The highset timber school buildings with open web steel floor trusses (Blocks A, B and F) are good, intact examples of their type, demonstrating the incorporation of trusses into school designs to enable unimpeded play space under the classrooms. The buildings retain their: highset character with exposed trusses under; timber-framed construction; gable roof; north-facing verandahs for circulation; large banks of south-facing timber-framed awning windows, with centre-pivoting fanlights; and early classroom widths.

The Highset Timber Teaching Building with semi-enclosed stair (Block E) demonstrates the principal characteristics of its type. These include its: highset character with covered play space under; timber-framed construction; gable roof; north-facing verandah for circulation; timber-framed glazed screens semi-enclosing verandah ends; large banks of south-facing timber-framed awning windows, with fanlights; early classroom widths and its understorey bracing walls, concrete posts, toilet partitions, and timber seating.

Block C is an intact example of a highset timber school building with timber floor truss standard type, varied to be lowset. Block C demonstrates the principal characteristics of the type, including its: timber-framed construction; gable roof; north-facing verandah for circulation; large banks of south-facing timber-framed awning windows; north-facing clerestory windows; and early classroom widths.

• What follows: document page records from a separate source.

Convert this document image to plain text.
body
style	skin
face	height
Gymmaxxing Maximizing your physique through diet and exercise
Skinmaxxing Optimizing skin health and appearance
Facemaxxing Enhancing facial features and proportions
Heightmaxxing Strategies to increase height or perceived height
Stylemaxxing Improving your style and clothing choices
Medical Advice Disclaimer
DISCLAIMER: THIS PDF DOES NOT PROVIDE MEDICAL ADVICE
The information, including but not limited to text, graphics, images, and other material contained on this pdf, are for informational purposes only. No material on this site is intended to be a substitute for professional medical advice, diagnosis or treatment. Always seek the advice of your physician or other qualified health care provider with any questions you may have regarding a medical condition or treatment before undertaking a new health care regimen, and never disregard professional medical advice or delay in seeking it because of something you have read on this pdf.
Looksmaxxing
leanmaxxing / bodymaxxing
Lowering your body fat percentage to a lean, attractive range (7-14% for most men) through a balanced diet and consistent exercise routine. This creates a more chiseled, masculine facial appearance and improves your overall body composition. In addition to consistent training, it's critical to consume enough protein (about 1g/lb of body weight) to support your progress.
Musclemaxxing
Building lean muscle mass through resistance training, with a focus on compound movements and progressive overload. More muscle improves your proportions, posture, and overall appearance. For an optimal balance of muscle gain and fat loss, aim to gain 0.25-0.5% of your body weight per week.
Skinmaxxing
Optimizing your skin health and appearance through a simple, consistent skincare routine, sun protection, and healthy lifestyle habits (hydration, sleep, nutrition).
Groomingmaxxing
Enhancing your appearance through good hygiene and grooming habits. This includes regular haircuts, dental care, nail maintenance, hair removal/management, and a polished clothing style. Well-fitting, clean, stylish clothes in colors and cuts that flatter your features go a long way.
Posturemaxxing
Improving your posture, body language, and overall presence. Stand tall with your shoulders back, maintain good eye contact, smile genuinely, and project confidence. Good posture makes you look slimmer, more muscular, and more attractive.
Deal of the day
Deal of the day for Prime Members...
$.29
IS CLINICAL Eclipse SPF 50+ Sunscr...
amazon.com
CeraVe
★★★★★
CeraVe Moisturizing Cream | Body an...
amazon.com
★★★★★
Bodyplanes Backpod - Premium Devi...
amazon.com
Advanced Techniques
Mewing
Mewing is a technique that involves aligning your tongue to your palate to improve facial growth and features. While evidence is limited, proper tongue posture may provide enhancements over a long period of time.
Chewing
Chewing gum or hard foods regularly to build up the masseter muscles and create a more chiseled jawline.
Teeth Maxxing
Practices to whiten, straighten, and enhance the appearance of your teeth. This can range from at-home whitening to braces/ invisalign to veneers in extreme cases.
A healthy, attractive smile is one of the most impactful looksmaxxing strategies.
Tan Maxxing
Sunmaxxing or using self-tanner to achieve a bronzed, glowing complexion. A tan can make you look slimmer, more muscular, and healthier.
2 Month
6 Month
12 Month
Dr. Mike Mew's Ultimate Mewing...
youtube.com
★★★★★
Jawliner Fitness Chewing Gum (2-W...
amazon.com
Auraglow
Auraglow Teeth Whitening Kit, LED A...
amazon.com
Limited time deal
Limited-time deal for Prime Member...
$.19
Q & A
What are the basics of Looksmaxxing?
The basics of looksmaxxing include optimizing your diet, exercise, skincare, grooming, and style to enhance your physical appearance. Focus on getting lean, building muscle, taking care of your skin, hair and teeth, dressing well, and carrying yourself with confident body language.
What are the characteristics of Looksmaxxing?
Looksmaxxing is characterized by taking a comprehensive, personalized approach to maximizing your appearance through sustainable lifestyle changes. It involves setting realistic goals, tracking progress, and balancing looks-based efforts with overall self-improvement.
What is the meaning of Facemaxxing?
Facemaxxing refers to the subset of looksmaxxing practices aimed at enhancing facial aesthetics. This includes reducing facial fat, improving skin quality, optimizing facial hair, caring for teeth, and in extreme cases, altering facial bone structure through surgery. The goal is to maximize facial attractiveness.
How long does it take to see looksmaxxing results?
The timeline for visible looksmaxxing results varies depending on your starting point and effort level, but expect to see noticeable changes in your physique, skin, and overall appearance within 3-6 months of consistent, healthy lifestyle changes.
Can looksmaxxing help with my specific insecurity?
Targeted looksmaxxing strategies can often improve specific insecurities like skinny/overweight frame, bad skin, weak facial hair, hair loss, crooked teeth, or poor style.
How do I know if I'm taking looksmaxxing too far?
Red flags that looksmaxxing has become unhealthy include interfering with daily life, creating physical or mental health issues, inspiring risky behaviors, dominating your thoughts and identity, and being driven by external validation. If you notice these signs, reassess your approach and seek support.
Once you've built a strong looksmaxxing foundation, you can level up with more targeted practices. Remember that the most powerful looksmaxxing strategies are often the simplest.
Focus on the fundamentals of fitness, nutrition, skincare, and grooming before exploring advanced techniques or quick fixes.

The place has a strong or special association with a particular community or cultural group for social, cultural or spiritual reasons.

Yeppoon State School has a strong and ongoing association with past and present pupils, parents, staff members, and the surrounding community through sustained use since its establishment in 1885. With over 130 years of association with the Yeppoon community, and over 60 years of operation from its current site, the establishment of the school reflected the post-war population boom of the area, which resulted in a strong community demand for state-run education. The place is important for its contribution to the educational development of Yeppoon, with generations of children taught at the school, and has served as a prominent venue for social interaction and community focus. The strength of association is demonstrated through repeated local volunteer action, donations, and an active Parents and Citizens Association.